4.2 Effects of forest
conversion on fungal communities
After forest conversion, α-diversity of fungi increased in Berry and
Peach plantations (Fig. 3a-c), and there were significant differences in
community structure among the five types of plantations (Fig. 3d). The
increase of α-diversity was consistent with the conversion of which
forest to which plantation (Nakayama et al., 2019). We explain this as
follows: 1) Acidity reduced the taxonomic diversity of the arbuscular
mycorrhiza fungi (AM) by decreasing sporulation (Coughlan, Dalpé,
Lapointe, & Piché, 2000). Hence, the gradual increase in soil pH led to
a higher diversity in plantations (Fig. 3a-c, Fig. 8). 2) Fertilization
was responsible for the increase of α-diversity in Berry and Peach. The
continuous application of manure increased fungal biomass and diversity
by increasing substrate variety and C input (Kamaa et al., 2011). The
exogenous fungi from the manure (organic resources) may increase fungal
diversity of plantation (Sun et al., 2016). According to the
β-diversity, notable divergence was observed in the composition between
Forest and four plantations (Fig. 3d). Forest conversion affects fungal
community structure via changes in soil chemical properties (e.g., pH,
C, N contents), root exudates and litter input (Prescott & Grayston,
2013).
Due to specific functional attributes and survival strategies, the
abundance of dominant fungi responded differently to forest conversion
(Fig. 4, 6). For instance, the abundance of Basidiomycota decreased
while that of Ascomycota and Zygomycota increased.
We can characterize these fungi based
on Grime’s C-S-R (Competitor,
Stress-tolerant, Ruderal) life history strategy to explain succession
dynamics and the spatial structure of fungal assemblages (Chagnon,
Bradley, Maherali, & Klironomos, 2013; Grime, 1979). Zygomycota
(R-strategists) are primary
saprotrophic fungi with ruderal strategies, which are only active in
habitats with low levels of competition and stress.
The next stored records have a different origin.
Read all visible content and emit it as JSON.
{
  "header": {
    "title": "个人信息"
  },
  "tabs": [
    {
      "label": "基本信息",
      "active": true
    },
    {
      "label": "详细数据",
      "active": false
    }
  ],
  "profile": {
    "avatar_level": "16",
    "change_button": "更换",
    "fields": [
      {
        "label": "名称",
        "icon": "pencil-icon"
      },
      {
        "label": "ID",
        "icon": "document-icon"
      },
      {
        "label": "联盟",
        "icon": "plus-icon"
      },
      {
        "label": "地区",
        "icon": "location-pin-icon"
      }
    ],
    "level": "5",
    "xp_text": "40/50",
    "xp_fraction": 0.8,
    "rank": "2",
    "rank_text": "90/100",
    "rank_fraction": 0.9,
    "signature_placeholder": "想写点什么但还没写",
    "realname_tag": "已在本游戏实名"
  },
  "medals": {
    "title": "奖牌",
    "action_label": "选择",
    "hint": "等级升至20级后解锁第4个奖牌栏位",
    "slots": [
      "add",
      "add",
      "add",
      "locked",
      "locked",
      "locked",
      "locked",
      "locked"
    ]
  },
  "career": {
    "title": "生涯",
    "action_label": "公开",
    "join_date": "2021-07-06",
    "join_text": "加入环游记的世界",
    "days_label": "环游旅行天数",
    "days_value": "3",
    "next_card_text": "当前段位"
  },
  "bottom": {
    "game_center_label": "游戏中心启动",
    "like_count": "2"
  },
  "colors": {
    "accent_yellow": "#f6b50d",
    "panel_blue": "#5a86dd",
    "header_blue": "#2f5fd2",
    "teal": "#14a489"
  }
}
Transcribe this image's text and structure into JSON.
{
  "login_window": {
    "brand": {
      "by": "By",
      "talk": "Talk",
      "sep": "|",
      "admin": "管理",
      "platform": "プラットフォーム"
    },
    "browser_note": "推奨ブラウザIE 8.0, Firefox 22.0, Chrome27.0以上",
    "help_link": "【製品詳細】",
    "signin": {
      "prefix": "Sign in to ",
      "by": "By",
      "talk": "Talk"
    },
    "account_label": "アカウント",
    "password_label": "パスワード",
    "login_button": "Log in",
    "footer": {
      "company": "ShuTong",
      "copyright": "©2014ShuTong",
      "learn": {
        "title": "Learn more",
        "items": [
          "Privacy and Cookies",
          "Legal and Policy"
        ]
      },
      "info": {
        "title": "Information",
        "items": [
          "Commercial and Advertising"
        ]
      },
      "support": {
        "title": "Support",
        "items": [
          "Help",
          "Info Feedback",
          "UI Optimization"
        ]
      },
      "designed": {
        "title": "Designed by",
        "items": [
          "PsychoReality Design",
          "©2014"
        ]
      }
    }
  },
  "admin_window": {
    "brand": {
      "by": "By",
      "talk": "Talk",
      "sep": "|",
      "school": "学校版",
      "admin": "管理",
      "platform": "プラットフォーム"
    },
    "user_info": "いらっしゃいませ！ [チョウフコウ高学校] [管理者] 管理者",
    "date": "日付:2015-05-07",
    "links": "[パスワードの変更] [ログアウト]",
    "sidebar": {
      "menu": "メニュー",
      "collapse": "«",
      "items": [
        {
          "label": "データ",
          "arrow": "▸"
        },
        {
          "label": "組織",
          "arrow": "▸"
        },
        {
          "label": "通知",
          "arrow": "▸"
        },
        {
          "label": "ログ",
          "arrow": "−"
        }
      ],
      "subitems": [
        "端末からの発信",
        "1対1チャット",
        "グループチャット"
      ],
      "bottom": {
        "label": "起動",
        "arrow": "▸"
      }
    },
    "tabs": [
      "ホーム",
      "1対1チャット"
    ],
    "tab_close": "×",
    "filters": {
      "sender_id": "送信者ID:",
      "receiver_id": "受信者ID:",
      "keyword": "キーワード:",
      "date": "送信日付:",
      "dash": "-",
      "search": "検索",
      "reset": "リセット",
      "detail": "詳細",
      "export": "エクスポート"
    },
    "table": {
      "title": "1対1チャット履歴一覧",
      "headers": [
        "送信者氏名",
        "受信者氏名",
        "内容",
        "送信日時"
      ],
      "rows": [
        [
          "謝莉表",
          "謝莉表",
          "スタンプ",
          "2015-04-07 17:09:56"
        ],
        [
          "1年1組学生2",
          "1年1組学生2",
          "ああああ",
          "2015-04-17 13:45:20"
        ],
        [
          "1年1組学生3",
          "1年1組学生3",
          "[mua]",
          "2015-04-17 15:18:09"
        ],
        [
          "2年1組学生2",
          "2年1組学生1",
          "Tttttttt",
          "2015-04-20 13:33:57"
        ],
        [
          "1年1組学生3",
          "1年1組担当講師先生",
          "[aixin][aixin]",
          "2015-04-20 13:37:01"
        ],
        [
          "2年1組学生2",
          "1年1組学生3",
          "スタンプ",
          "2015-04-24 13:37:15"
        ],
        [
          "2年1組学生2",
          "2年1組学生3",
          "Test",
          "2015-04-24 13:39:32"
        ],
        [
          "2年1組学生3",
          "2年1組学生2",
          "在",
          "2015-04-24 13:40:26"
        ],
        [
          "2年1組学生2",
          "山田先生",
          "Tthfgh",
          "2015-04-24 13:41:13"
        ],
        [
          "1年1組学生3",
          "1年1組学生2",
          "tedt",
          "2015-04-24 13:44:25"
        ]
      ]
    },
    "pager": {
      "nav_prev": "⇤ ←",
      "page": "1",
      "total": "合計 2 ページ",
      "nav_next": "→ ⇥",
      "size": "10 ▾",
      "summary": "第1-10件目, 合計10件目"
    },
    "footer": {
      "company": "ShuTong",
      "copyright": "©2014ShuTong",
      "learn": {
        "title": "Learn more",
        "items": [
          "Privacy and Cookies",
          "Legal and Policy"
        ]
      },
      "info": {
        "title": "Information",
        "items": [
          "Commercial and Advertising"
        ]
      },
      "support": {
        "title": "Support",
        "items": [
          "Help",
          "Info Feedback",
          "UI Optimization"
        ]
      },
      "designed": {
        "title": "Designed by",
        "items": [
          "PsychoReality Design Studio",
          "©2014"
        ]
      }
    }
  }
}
They are characterized by a short
growth period, high reproductive potential, and effective use of
accessible substrates (Cooke & Rayner, 1984). Thus, Zygomycota are more
abundant in plantations with low C and N content. Basidiomycota and
Ascomycota are secondary saprotrophic fungi, and their cbhI gene
is a reliable indicator of cellulolytic ability. Both fungi groups can
degrade part of plant residues and promote soil C accumulation
(Stursova, Zifcakova, Leigh, Burgess, & Baldrian, 2012). By contrast,
most Basidiomycota (C-strategists) are white and brown rot fungi, which
are late-successional and oligotrophic species with slow growth and
favor resource-rich conditions and better substrate quality (high C/N).
They are usually involved in decomposition of lignified plant detritus
(Lundell, Makela, & Hilden, 2010). In addition, the lignin content in
old forest litter is high (Osono, 2006).
Therefore, C-strategists
Basidiomycota decrease with reduction of C/N ratio and litter after
conversion. Subsequently, Basidiomycota such as the typical
ectomycorrhizal group (Russula) and other genera belonging to the
Basidiomycota declined sharply. In contrast, Ascomycotas are S-strategy
fungi, with survival related stress tolerance characteristics, and use
resources more efficiently under low-nutrient conditions. So they
exhibit a more stress-tolerant strategy to C substrate than
Basidiomycetes (Wang et al., 2021). The Ascomycotas are mainly soft rot
fungi that can decompose complex organic matters such as cellulose,
hemicellulose and the lignin in the soil (Stursova et al.,
2012). As a fast-growing
copiotrophic fungi, the S-strategists Ascomycota increased with
stressful conditions (low C, N contents) in plantations. Thereby, the
abundance of genera affiliated Ascomycota:Pseudophialophora andRhytisma increased. Moreover, among the root-associated fungi,
the change in the abundance of Ascomycota related to Basidiomycota also
implied that the ratio of ericoid mycorrhizal fungi (mainly Ascomycota)
and ectomycorrhizal (mainly Basidiomycota) had changed (Sterkenburg,
Bahr, Brandstrom, Clemmensen, & Lindahl, 2015).